Supreme Court says Florida can enforce law limiting felons from voting if they owe fines

Author: Dan Berman, CNN
Published:
Voting booth. (Credit: CBS New York)
(Credit: CBS New York)

The Supreme Court on Thursday said Florida can enforce a law barring ex-felons from voting if they still owe court fines or fees that they are unable to pay associated with their convictions.

The unsigned order likely means the law will be in effect for the November election, although the court did not declare the law to be unconstitutional or limit ongoing court challenges.

Liberal Justices Sonia Sotomayor, Ruth Bader Ginsburg and Elena Kagan dissented.

“This Court’s order prevents thousands of otherwise eligible voters from participating in Florida’s primary election simply because they are poor,” Sotomayor wrote in the dissent.

“This Court’s inaction continues a trend of condoning (disenfranchisement),” she added.

Convicted felons in Florida had their voting rights restored with a constitutional amendment passed in November 2018. Amendment 4, which allowed convicted felons who complete “all terms of sentence” the right to vote, passed with nearly 65% of the vote, exceeding the 60% threshold required.

After Amendment 4 went into effect in January 2019, the GOP-led Florida legislature passed, and Republican Gov. Ron DeSantis signed, a bill that clarified “all terms of sentence” to include legal financial obligations such as fines, fees and restitution.
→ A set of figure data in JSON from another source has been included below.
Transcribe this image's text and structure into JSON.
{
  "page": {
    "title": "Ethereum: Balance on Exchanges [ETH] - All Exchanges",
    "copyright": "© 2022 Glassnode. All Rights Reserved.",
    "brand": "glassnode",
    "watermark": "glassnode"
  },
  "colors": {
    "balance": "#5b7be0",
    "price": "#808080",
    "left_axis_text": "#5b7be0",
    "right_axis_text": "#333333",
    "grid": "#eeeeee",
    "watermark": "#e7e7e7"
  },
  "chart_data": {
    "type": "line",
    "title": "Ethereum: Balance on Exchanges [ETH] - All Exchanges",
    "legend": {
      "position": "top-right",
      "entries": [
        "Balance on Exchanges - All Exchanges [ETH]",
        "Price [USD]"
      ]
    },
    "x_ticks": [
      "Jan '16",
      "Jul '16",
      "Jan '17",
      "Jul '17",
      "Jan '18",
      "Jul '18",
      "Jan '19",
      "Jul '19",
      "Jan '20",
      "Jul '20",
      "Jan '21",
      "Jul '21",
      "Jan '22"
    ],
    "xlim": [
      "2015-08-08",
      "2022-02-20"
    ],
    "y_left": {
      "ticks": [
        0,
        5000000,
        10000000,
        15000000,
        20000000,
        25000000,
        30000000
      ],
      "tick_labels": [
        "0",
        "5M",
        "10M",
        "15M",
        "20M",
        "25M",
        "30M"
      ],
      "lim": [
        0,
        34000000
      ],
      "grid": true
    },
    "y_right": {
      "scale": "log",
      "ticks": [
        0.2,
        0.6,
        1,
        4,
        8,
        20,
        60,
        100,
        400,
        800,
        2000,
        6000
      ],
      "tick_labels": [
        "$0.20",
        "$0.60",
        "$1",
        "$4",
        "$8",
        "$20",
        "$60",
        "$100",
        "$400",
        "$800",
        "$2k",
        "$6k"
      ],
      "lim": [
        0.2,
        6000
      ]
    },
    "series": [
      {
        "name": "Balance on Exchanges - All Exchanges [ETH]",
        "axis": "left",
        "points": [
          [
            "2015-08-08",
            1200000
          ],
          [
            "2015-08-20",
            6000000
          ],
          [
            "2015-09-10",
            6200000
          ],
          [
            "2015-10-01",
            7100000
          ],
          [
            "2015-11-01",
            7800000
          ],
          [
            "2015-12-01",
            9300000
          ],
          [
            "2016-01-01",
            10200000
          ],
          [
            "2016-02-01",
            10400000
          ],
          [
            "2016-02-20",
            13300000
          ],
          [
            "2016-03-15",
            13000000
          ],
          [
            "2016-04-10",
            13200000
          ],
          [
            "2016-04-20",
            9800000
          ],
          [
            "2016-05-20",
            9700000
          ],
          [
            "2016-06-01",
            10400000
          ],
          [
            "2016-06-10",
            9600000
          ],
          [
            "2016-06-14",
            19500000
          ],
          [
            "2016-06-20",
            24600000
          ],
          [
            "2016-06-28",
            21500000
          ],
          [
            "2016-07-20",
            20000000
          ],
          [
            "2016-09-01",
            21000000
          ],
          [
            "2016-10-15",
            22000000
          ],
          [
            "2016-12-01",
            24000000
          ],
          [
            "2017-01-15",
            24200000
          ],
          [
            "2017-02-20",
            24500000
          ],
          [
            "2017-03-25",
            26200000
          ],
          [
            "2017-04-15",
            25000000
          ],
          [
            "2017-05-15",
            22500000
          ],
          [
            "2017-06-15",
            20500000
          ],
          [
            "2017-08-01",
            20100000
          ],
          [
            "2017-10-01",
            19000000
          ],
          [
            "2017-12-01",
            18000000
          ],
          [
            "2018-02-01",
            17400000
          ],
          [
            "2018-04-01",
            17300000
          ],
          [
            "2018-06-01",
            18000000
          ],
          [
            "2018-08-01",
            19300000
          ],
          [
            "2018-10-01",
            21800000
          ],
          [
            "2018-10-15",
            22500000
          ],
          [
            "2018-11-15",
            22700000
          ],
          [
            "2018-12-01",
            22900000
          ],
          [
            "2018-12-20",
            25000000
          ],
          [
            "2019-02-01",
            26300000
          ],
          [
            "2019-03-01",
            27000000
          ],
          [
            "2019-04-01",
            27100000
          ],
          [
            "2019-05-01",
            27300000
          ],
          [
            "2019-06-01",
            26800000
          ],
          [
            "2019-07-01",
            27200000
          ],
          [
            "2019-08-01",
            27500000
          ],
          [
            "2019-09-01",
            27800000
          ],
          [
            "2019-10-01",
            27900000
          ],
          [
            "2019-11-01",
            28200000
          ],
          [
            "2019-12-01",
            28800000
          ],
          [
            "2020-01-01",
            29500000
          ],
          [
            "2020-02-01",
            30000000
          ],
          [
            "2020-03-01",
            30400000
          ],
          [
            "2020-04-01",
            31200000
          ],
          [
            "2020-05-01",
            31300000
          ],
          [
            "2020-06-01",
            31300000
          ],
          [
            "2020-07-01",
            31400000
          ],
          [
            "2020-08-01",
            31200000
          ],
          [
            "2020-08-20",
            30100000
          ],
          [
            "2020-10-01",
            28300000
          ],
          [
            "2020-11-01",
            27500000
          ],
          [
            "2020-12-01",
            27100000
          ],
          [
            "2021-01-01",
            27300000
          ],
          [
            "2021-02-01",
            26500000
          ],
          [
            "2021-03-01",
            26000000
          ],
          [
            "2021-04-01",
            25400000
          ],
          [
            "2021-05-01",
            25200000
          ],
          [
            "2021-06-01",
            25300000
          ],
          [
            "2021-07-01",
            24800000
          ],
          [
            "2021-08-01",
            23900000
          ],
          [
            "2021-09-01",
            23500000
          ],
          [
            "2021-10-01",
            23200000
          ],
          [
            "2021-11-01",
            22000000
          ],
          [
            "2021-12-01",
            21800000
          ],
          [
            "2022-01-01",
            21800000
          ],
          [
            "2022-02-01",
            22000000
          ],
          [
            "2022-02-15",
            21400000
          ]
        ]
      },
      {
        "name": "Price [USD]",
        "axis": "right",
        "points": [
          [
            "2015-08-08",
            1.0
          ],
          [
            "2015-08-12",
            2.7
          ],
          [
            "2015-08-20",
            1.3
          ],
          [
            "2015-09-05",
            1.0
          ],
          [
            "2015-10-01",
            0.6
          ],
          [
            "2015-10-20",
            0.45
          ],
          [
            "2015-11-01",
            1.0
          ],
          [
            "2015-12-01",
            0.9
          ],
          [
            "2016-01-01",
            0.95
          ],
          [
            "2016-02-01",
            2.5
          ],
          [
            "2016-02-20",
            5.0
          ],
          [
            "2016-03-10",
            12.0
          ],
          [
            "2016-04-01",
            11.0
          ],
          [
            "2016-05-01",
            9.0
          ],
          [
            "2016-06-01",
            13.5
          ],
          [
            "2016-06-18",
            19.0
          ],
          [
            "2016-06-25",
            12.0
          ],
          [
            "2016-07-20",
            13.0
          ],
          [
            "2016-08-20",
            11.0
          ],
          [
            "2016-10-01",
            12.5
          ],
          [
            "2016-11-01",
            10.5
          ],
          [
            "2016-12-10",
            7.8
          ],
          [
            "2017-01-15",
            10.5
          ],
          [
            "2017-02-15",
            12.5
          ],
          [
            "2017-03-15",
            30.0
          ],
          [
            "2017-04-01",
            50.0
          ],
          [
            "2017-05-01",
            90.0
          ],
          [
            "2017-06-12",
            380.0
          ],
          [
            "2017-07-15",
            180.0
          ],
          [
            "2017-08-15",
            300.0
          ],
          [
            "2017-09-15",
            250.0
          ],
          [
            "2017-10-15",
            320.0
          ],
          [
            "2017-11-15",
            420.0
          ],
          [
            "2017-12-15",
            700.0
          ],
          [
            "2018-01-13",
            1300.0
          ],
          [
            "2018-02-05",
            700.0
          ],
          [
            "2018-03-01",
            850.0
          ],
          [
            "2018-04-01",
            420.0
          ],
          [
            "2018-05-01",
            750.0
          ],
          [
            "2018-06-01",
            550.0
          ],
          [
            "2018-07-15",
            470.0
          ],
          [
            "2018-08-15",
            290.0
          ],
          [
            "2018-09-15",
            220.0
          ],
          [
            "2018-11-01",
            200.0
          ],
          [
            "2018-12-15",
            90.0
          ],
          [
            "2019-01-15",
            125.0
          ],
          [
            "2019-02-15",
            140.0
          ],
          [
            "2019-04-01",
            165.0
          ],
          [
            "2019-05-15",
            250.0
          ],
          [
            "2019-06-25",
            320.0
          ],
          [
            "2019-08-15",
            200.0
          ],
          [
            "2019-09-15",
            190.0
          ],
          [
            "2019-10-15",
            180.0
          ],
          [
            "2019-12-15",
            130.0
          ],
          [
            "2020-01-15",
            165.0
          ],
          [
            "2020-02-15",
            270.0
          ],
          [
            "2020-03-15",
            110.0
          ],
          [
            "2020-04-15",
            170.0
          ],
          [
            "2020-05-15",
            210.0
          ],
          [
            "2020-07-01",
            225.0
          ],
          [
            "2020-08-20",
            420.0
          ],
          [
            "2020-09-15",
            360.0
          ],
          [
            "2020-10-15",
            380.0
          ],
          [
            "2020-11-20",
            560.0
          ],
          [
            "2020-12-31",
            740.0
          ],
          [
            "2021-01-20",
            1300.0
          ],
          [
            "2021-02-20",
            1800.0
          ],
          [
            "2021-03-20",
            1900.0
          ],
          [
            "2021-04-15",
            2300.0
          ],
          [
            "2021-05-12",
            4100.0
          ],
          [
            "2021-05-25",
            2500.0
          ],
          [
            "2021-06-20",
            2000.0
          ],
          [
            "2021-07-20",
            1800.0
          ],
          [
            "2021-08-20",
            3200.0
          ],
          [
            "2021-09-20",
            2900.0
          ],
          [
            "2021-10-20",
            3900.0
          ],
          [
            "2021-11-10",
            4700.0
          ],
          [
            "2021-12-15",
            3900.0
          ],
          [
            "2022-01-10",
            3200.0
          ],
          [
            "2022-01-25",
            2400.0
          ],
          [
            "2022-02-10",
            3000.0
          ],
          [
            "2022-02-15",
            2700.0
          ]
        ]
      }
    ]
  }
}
The fees and fines that felons are ordered to pay are wide-ranging but significantly high for an individual leaving prison, especially if they’re unemployed. They can range from a couple hundred to tens of thousands of dollars, Lisa Foster, the co-director of the Fines and Fees Justice Center, a group that aims to eliminate fees in the US justice system, has told CNN. And in Florida, all the court charges that are unpaid after 90 days are referred to private debt collectors, who are allowed to add up to a 40% surcharge on the unpaid court debt, according to the Brennan Center.

This story is breaking and will be updated.